On the Domain Policy page you can define how SSH Tectia Server handles the user name when a client user tries to log in without specifying the prefix (indicating a local or domain user account). This setting defines where the server will look for the user account, and how it will fill in the missing prefix part.

Figure 4.7. SSH Tectia Server Configuration - Domain Policy page

SSH Tectia Server automatically lists of all domains where the local machine is part of, and places them into the Locations not checked field.

Move the relevant domains to the Locations checked field and arrange them to an order of preference. When a user logs in without a prefix, the user name is searched under the listed domains from top down. When a match is found, the rest of the domains are discarded. If no matching user accounts are found, authentication fails.

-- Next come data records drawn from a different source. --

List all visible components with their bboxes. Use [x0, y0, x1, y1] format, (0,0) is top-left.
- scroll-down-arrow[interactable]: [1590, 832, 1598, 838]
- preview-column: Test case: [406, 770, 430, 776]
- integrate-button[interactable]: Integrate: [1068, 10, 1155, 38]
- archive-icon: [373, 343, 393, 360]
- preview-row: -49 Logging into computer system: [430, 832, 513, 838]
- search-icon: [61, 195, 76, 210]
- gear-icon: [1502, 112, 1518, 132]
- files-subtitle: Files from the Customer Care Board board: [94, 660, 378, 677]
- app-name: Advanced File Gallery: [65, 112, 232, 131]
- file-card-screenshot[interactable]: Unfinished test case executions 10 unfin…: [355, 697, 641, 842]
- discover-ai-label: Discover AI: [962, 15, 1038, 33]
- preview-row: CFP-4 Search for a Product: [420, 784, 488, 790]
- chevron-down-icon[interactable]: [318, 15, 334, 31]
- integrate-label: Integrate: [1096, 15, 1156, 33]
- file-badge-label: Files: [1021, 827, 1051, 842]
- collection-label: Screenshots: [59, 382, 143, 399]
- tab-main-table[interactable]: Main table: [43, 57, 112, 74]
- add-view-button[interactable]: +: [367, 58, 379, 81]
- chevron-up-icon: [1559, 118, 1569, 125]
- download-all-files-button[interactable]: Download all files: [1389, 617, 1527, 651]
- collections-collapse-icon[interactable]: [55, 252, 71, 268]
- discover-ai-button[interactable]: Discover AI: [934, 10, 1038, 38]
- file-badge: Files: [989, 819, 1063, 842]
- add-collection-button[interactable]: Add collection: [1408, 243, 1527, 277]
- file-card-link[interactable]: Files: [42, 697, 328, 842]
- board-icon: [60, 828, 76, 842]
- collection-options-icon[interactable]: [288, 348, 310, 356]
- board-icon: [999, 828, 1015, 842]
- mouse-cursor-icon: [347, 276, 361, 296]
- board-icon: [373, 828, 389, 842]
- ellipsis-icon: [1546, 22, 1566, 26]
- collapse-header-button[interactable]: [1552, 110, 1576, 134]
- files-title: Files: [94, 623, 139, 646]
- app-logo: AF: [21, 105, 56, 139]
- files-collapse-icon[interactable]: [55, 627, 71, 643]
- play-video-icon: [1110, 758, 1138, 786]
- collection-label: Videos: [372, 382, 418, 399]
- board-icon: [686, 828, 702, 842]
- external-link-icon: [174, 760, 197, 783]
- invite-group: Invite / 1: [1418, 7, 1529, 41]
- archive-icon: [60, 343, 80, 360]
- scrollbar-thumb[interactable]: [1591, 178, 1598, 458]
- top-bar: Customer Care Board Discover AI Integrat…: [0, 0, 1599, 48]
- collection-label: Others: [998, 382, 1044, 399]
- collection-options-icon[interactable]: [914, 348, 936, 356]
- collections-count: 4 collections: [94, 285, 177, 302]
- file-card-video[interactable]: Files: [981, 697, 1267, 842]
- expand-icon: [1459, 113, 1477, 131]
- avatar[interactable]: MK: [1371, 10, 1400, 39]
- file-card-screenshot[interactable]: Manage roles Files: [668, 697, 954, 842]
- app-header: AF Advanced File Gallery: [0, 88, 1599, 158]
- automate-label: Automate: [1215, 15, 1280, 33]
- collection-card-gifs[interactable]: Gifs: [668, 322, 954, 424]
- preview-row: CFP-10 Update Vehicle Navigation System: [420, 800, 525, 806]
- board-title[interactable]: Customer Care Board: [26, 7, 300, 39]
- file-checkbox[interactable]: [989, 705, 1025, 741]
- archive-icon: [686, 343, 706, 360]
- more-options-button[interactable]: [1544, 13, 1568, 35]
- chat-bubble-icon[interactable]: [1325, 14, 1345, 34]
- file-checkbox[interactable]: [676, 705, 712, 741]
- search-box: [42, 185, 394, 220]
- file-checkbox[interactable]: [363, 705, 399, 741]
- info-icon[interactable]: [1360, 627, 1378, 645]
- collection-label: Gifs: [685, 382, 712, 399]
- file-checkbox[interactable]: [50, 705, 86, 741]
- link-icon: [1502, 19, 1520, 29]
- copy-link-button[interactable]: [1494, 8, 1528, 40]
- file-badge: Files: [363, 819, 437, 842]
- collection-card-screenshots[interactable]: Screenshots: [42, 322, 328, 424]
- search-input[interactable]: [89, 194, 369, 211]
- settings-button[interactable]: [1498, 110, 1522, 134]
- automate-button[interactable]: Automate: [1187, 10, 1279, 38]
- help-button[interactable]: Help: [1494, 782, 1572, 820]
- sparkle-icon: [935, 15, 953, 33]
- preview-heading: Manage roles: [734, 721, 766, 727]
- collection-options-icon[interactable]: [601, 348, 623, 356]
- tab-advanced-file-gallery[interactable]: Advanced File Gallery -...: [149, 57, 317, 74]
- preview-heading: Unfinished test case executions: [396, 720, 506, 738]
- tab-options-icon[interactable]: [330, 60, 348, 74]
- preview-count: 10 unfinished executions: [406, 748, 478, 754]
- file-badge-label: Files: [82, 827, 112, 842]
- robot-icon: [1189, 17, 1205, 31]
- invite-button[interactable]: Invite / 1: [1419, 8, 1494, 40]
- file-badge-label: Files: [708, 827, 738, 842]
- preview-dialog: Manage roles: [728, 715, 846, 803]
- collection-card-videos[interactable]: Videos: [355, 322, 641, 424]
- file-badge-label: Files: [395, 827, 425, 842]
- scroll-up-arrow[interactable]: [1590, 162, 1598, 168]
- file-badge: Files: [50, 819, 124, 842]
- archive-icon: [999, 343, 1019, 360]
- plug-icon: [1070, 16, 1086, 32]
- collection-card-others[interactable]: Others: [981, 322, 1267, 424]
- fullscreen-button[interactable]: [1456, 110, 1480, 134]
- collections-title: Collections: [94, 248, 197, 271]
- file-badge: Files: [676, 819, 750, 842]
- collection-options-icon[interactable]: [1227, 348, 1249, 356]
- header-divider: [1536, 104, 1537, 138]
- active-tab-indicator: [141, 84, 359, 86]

Option Default domain means that a user without a specified prefix will be treated as a domain user, and the default domain name of the local machine is added to the user name (username → defaultdomain_name\username).

Option Local machine means that a user without a specified prefix will be treated as a local user (username → localmachine_name\username).

You can move unwanted domains to the Locations not checked list. These domains are not checked when searching for the user account.

If nothing is defined in the Locations checked list, SSH Tectia Server first checks if the user name is valid in the default domain, and if no match is found, the user will be treated as a local user with the local machine name as the prefix.